PSC bulk "generated_at" timestamp

jburant · July 6, 2022, 12:26pm

I would like to make a seamless integration of data from the PSC bulk file and the PSC streaming API.

The only timestamp information on the PSC bulk file comes in the last line. For example, for the file available a few days ago this was (note I have adjusted formatting slightly for reading clarity):

{“data”:
{
“kind”: “totals#persons-of-significant-control- snapshot”,
“persons_of_significant_control_count”: 9810297,
“statements_count”: 628256,
“exemptions_count”: 61,
“generated_at”: “2022-07-03T03:41:30+01:00”
}
}

My question is: Can I rely on generated_at for comparison with the event.published_at data element from the streaming API? More specifically, is it guaranteed that the bulk file accounts for all changes/deletions made up to the generated_at moment and nothing else, so that if I begin with API timepoints with event.published_at immediately after that timestamp that I will have a seamless integration with no data loss?

I realize there may be timezone issue based on the formatting of the timestamps, but I should be able to figure that out.

Thanks

MArkWilliams · July 8, 2022, 2:21pm

The “generated_at”: “2022-07-03T03:41:30+01:00” is the end time of the dump process.
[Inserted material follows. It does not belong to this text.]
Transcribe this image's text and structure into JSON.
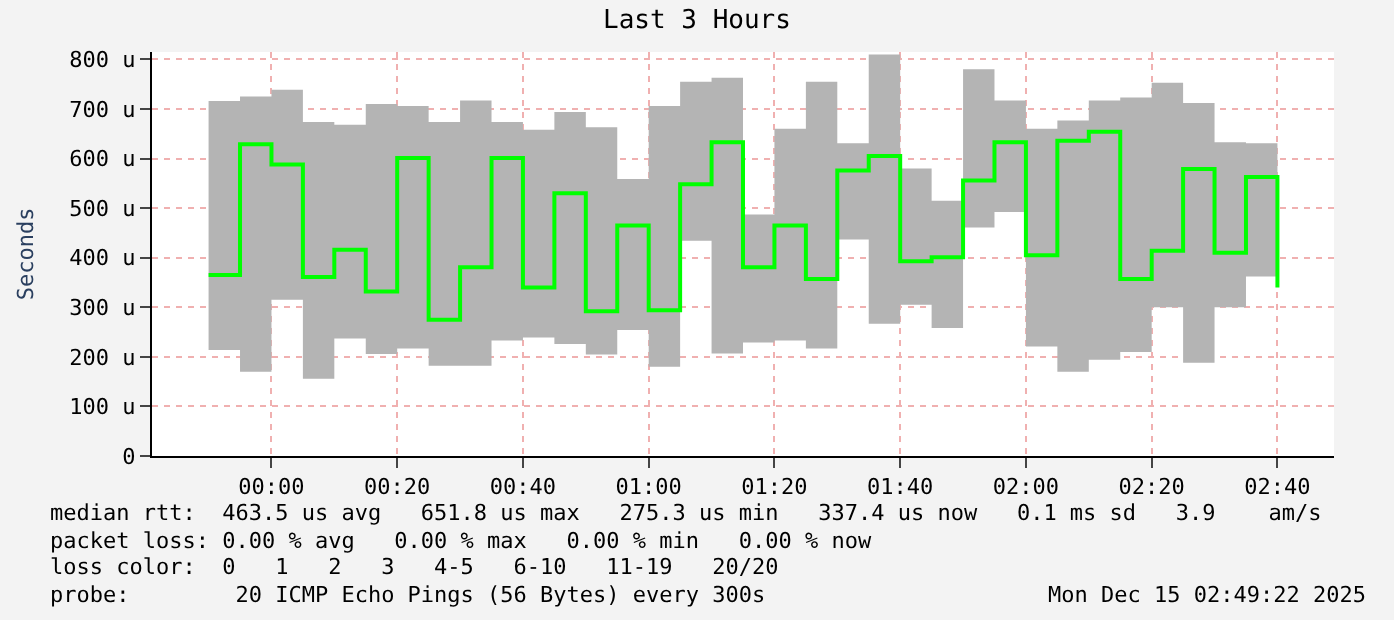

It is configured to start at 03:30hrs (Although it is sometimes produced at different times of the day) and generally takes approx 10-15 mins.
The data source is not ‘locked’ so there is a chance that updates could be applied during this 10-15 min window.
Hope that helps.

jburant · July 8, 2022, 3:46pm

Thanks. Instead of trying for an exact match on timing, I started with a bulk file and took the streaming API timepoints starting the prior day and just walked through them sequentially matching with the bulk file on links.self updating by overwriting bulk file data when a change event was specified and deleting where a delete event was specified. Any reason that wouldn’t be a reasonable approach?